Agora, em quatro artigos em análise no Journal of Human Evolution e publicados no servidor bioRxiv preprint na semana passada, Clarke e colegas oferecem uma análise esperada do esqueleto. Eles dizem - com base na idade dos sedimentos em torno do fóssil - Little Foot viveu cerca de 3,67 milhões de anos atrás, cerca de um milhão de anos antes do que as reivindicações anteriores. A estatura relativamente pequena do esqueleto e certas características do crânio sugerem que provavelmente era uma fêmea de idade avançada, com um tamanho de cérebro de cerca de 408 centímetros cúbicos, cerca de um terço do tamanho dos cérebros humanos modernos. Little Foot aparentemente sofreu uma lesão no antebraço no início da vida, e suas pernas relativamente longas, em proporção aos braços, sugerem que ela provavelmente andou mais ereta do que atravessou as árvores.
Com base em dados anteriores, muitos paleoantropólogos pensavam que a Little Foot era um membro do Australopithecus africanus, uma linhagem bem estabelecida de errantes que viveu entre 3,3 milhões e 2,1 milhões de anos atrás. Muitos outros espécimes sul-africanos, incluindo alguns da mesma caverna, foram designados para a espécie.

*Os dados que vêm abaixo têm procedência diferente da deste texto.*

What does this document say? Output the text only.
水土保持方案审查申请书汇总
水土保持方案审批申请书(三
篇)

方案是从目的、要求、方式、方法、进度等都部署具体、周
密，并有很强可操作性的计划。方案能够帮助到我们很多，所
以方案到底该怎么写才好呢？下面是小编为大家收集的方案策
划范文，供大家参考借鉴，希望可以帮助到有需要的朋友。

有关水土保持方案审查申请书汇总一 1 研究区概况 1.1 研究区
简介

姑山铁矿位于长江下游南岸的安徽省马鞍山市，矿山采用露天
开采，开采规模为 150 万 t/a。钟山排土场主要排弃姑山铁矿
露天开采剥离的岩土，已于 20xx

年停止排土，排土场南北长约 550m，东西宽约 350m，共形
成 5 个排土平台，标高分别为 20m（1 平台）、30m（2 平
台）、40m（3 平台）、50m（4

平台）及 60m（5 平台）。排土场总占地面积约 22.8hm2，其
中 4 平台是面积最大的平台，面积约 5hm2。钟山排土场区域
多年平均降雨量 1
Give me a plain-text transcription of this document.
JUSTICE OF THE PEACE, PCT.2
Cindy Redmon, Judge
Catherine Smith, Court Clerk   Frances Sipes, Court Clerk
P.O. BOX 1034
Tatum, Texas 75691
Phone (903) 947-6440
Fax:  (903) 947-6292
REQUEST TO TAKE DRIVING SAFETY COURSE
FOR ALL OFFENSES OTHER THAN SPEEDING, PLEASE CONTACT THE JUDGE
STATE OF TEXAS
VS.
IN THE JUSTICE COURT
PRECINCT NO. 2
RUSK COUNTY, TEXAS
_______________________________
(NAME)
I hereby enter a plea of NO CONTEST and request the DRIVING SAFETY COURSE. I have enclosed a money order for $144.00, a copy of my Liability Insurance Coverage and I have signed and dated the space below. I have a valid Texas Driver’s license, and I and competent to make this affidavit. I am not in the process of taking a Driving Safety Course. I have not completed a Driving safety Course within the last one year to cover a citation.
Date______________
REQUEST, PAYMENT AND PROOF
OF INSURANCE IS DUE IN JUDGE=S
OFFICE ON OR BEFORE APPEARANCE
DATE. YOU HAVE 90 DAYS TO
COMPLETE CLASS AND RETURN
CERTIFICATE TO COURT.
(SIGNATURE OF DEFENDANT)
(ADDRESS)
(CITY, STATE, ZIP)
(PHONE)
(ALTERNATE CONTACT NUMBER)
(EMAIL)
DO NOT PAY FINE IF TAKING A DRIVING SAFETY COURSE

Mas Clarke argumenta que uma série de características diferencia o Pé Pequeno - e pelo menos uma dúzia de outros fósseis próximos - de A. africanus. Estes incluem faces maiores e mais planas, com uma distância maior entre as órbitas dos olhos; caninos maiores e incisivos de inclinação para a frente; mandíbulas maiores; e testa ligeiramente côncava. Diferenças no desgaste dos dentes indicam que A. africanus era onívoro, enquanto Little Foot e seus parentes eram em sua maioria vegetarianos, argumenta Clarke. Juntos, diz ele, isso sugere que duas espécies de homininos viviam perto das cavernas há cerca de 3 milhões de anos.
Clarke diz que as características de Little Foot combinam melhor com A. prometheus, uma espécie proposta em 1948 pelo antropólogo Raymond Dart. Clarke faz um argumento "convincente", diz Dean Falk, um antropólogo evolutivo da Universidade Estadual da Flórida, em Tallahassee, que não estava envolvido no trabalho. Se Clarke estiver certo, “todo mundo tem juntado duas espécies em uma espécie”. Sabendo que elas estão separadas, ela diz, poderia esclarecer quais espécies deram origem a outras na região, preenchendo várias lacunas evolucionárias.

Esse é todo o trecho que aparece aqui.